Peng placed emphasis on networks rather than individual changes, noting that drivers of disease may be missed if analyses focus only on large fold-changes. Combining omics with perturbational approaches, such as CRISPR screens, provides a means of identifying causal pathways. He observed that in neurodegenerative diseases and other complex conditions, the drivers may lie outside DNA variation, requiring multi-omic integration to capture the interplay of environmental, metabolic, and proteomic factors.
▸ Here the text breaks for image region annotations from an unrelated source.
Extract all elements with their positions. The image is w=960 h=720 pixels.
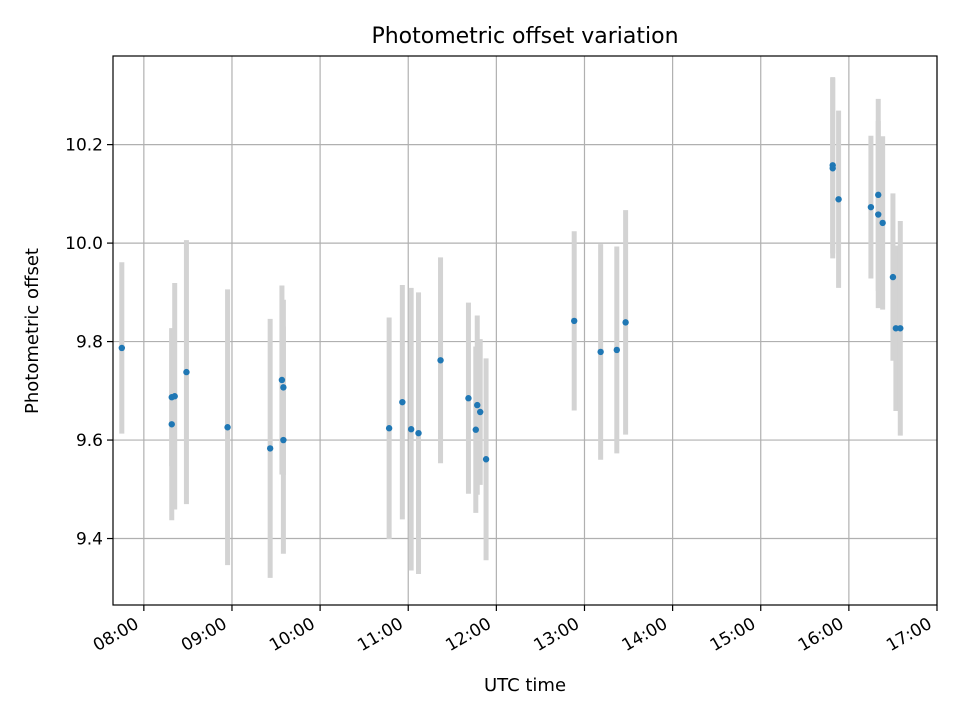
data-point — [399, 398, 406, 406]
data-points — [118, 162, 904, 463]
data-point — [415, 429, 422, 437]
data-point — [875, 211, 882, 218]
data-point — [892, 325, 900, 332]
data-point — [168, 421, 175, 428]
y-tick-label: 9.8 — [76, 333, 103, 353]
data-point — [280, 436, 287, 444]
data-point — [278, 376, 286, 384]
data-point — [613, 346, 621, 354]
y-tick-label: 9.6 — [76, 431, 103, 451]
data-point — [879, 219, 886, 227]
x-axis-label: UTC time — [484, 675, 566, 696]
data-point — [835, 196, 842, 203]
data-point — [867, 203, 875, 211]
data-point — [829, 165, 836, 172]
data-point — [171, 393, 178, 400]
data-point — [437, 357, 444, 364]
y-tick-label: 10.0 — [65, 234, 103, 254]
data-point — [407, 426, 415, 433]
data-point — [482, 456, 490, 463]
y-tick-label: 10.2 — [65, 136, 103, 156]
data-point — [472, 426, 479, 433]
data-point — [571, 317, 578, 325]
data-point — [266, 445, 274, 452]
chart-title: Photometric offset variation — [371, 24, 678, 49]
data-point — [280, 384, 287, 391]
data-point — [118, 344, 126, 352]
data-point — [597, 348, 604, 356]
data-point — [622, 319, 629, 326]
data-point — [465, 395, 472, 402]
plot-frame — [112, 55, 938, 606]
y-tick-label: 9.4 — [76, 530, 103, 550]
data-point — [385, 425, 393, 432]
data-point — [477, 408, 484, 416]
data-point — [474, 401, 481, 409]
data-point — [897, 325, 904, 332]
y-axis-label: Photometric offset — [22, 248, 43, 414]
data-point — [183, 368, 190, 376]
data-point — [224, 424, 231, 431]
data-point — [889, 273, 897, 281]
data-point — [875, 191, 882, 199]
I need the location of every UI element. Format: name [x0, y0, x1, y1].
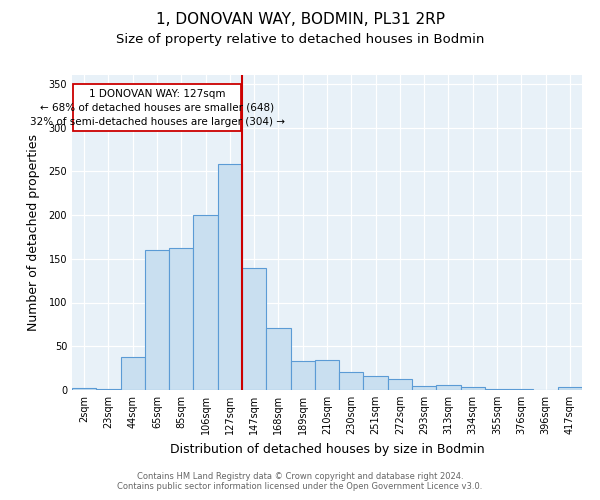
- Bar: [121, 357, 145, 390]
- Bar: [315, 360, 339, 390]
- Bar: [72, 388, 96, 390]
- Text: Contains HM Land Registry data © Crown copyright and database right 2024.: Contains HM Land Registry data © Crown c…: [137, 472, 463, 481]
- Bar: [242, 268, 266, 390]
- Bar: [266, 328, 290, 390]
- Bar: [96, 389, 121, 390]
- Text: ← 68% of detached houses are smaller (648): ← 68% of detached houses are smaller (64…: [40, 102, 274, 113]
- X-axis label: Distribution of detached houses by size in Bodmin: Distribution of detached houses by size …: [170, 442, 484, 456]
- Bar: [461, 388, 485, 390]
- Bar: [290, 361, 315, 390]
- Bar: [558, 388, 582, 390]
- Bar: [193, 215, 218, 390]
- Text: Size of property relative to detached houses in Bodmin: Size of property relative to detached ho…: [116, 32, 484, 46]
- Bar: [145, 250, 169, 390]
- Y-axis label: Number of detached properties: Number of detached properties: [27, 134, 40, 331]
- Bar: [509, 389, 533, 390]
- Text: 32% of semi-detached houses are larger (304) →: 32% of semi-detached houses are larger (…: [29, 117, 284, 127]
- Bar: [388, 378, 412, 390]
- Bar: [412, 386, 436, 390]
- Bar: [485, 389, 509, 390]
- Bar: [339, 372, 364, 390]
- Bar: [436, 385, 461, 390]
- Bar: [218, 164, 242, 390]
- Bar: [364, 376, 388, 390]
- Bar: [169, 248, 193, 390]
- Text: 1, DONOVAN WAY, BODMIN, PL31 2RP: 1, DONOVAN WAY, BODMIN, PL31 2RP: [155, 12, 445, 28]
- FancyBboxPatch shape: [73, 84, 241, 131]
- Text: Contains public sector information licensed under the Open Government Licence v3: Contains public sector information licen…: [118, 482, 482, 491]
- Text: 1 DONOVAN WAY: 127sqm: 1 DONOVAN WAY: 127sqm: [89, 90, 225, 100]
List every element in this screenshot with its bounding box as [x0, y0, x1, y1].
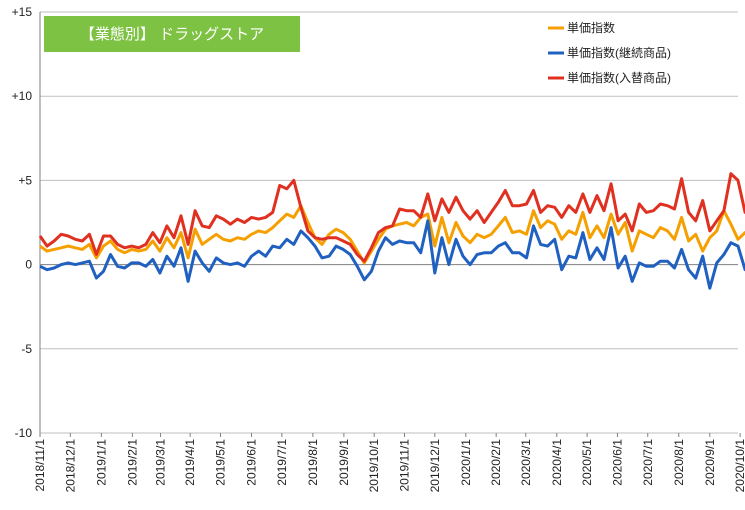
x-tick-label: 2020/6/1 [610, 439, 624, 486]
legend-label: 単価指数(継続商品) [567, 45, 671, 60]
y-tick-labels: +15 +10 +5 0 -5 -10 [12, 5, 33, 440]
y-tick-label: -10 [15, 426, 33, 440]
x-tick-label: 2019/9/1 [337, 439, 351, 486]
x-tick-label: 2019/3/1 [154, 439, 168, 486]
series-line-2 [38, 172, 745, 263]
x-tick-label: 2019/7/1 [275, 439, 289, 486]
x-tick-label: 2019/6/1 [245, 439, 259, 486]
legend-label: 単価指数(入替商品) [567, 70, 671, 85]
chart-title-box: 【業態別】 ドラッグストア [44, 16, 300, 52]
x-tick-label: 2018/11/1 [33, 439, 47, 492]
series-lines [38, 172, 745, 290]
x-tick-label: 2020/7/1 [641, 439, 655, 486]
y-tick-label: +10 [12, 89, 33, 103]
x-tick-label: 2019/5/1 [213, 439, 227, 486]
x-tick-label: 2019/4/1 [183, 439, 197, 486]
x-tick-label: 2019/10/1 [367, 439, 381, 493]
x-tick-label: 2019/8/1 [306, 439, 320, 486]
y-tick-label: 0 [25, 258, 32, 272]
x-tick-label: 2020/5/1 [580, 439, 594, 486]
grid-lines [40, 11, 738, 434]
x-tick-label: 2020/9/1 [703, 439, 717, 486]
x-tick-label: 2019/11/1 [398, 439, 412, 492]
y-tick-label: +15 [12, 5, 33, 19]
chart-title-background [44, 16, 300, 52]
y-tick-label: -5 [21, 342, 32, 356]
x-tick-label: 2020/4/1 [550, 439, 564, 486]
legend-label: 単価指数 [567, 20, 615, 35]
y-tick-label: +5 [18, 173, 32, 187]
x-tick-label: 2020/8/1 [672, 439, 686, 486]
series-line-1 [39, 219, 745, 290]
x-tick-labels: 2018/11/1 2018/12/1 2019/1/1 2019/2/1 2019/3… [33, 433, 745, 492]
x-tick-label: 2019/2/1 [125, 439, 139, 486]
x-tick-label: 2020/10/1 [733, 439, 745, 493]
x-tick-label: 2018/12/1 [63, 439, 77, 493]
x-tick-label: 2020/3/1 [519, 439, 533, 486]
x-tick-label: 2020/2/1 [489, 439, 503, 486]
series-line-0 [39, 204, 745, 265]
chart-title: 【業態別】 ドラッグストア [80, 26, 264, 43]
x-tick-label: 2019/12/1 [428, 439, 442, 493]
x-tick-label: 2020/1/1 [459, 439, 473, 486]
x-tick-label: 2019/1/1 [94, 439, 108, 486]
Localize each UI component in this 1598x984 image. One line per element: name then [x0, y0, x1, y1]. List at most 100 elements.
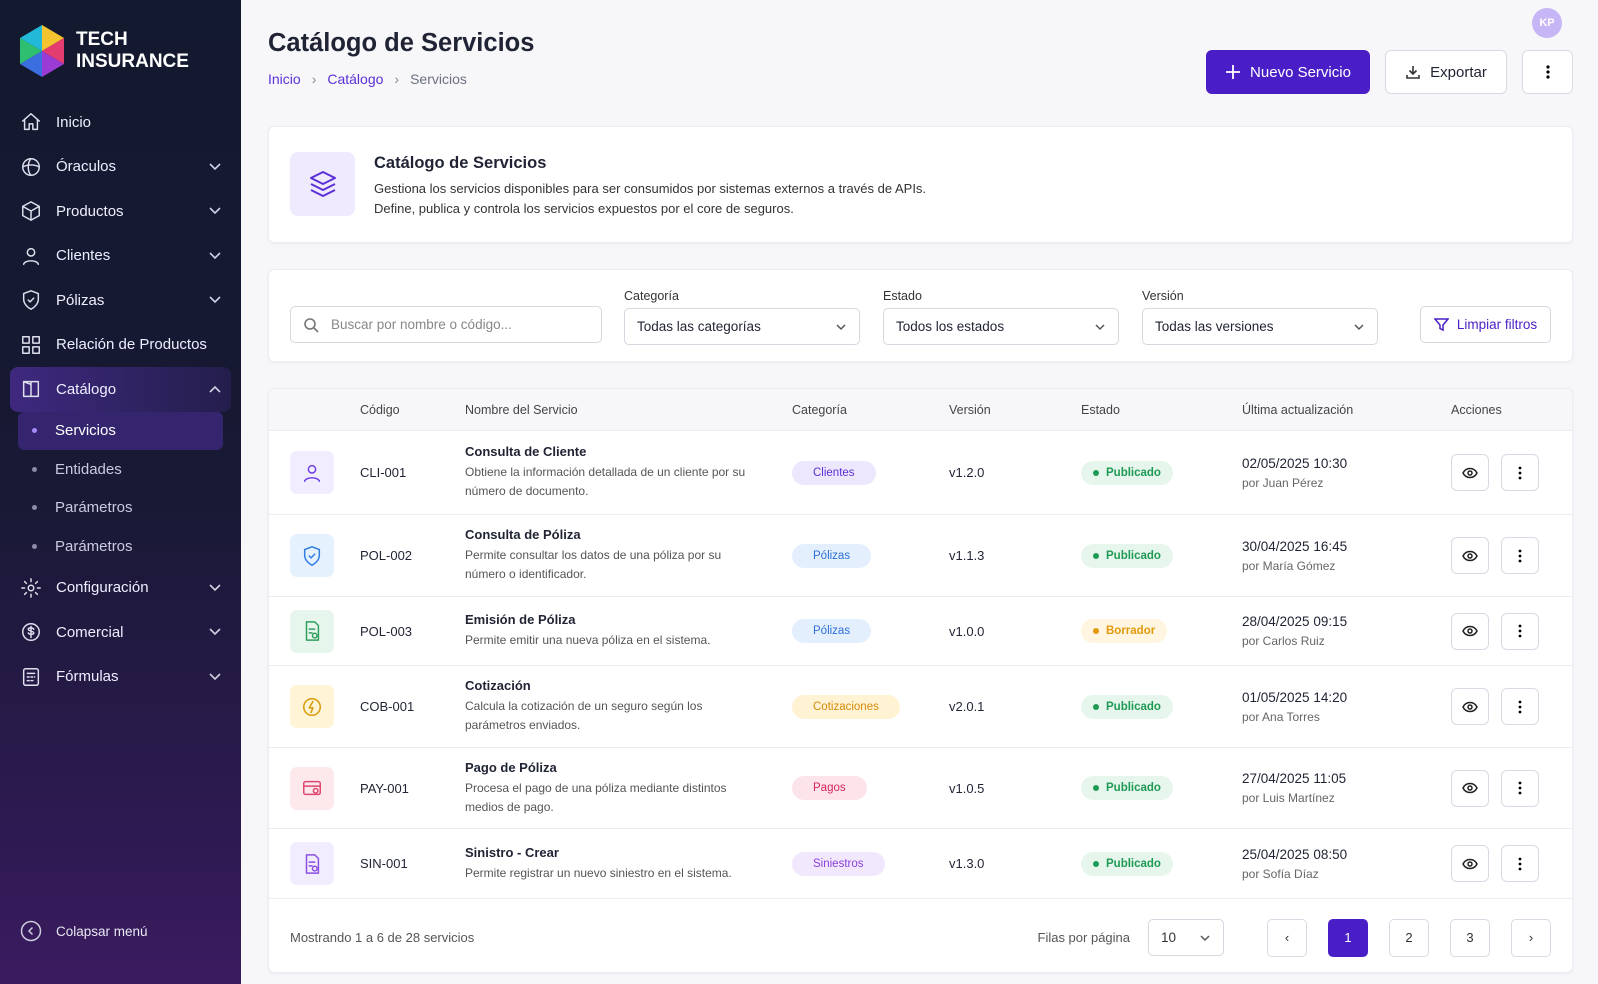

Translating omic signals into actionable biomarkers emerged as a central theme. Lanz explains that pharmacodynamic biomarkers are often required to demonstrate target engagement in early trials, but robust markers in preclinical models may not be accessible in humans. Omics provides a way to identify suitable biomarkers that can be carried into the clinic. Kim stresses the importance of monitoring entire pathways rather than focusing solely on individual targets, while Peng highlights the value of time-course studies and perturbation experiments to identify early drivers. Wang suggests that model choice, such as the use of organoids, can also determine the translational value of identified signals.

The panel explores barriers to reverse translation, where clinical and real-world data inform preclinical research. Kim describes this as a powerful approach for understanding non-responders, assessing why drugs fail, and identifying disease segments with unmet needs. However, challenges include tissue preservation methods, integration of heterogeneous data types, and the need to pose clear questions at the outset. Lanz adds that species differences remain a complexity, as platforms optimised for humans may not apply equally to preclinical models. Wang and Peng highlight the importance of early planning, statistical power, and thoughtful cohort design to maximize the value of omics data.

The panel also address disease microenvironments, including tumours and neurodegenerative tissues. Wang describes the tumour microenvironment as a complex ecosystem of tumour cells, stromal cells, vasculature, and immune infiltrates, where multi-omics functions as a molecular microscope capable of dissecting heterogeneity at single-cell and spatial levels. Peng emphasises that in neurodegeneration, focusing on affected subregions or single cells can yield more informative signals than bulk analysis, and that understanding cell-to-cell communication is essential.

Throughout this webinar, the panel agree that multi-omics is already shaping drug discovery and development in profound ways, with target identification and biomarker development standing out as near-term beneficiaries. At the same time, the field faces clear challenges in cost, data integration, and translational relevance. These discussions highlight that the future success of multi-omics will depend on careful planning, alignment of questions with technologies, and continued collaboration across the scientific ecosystem.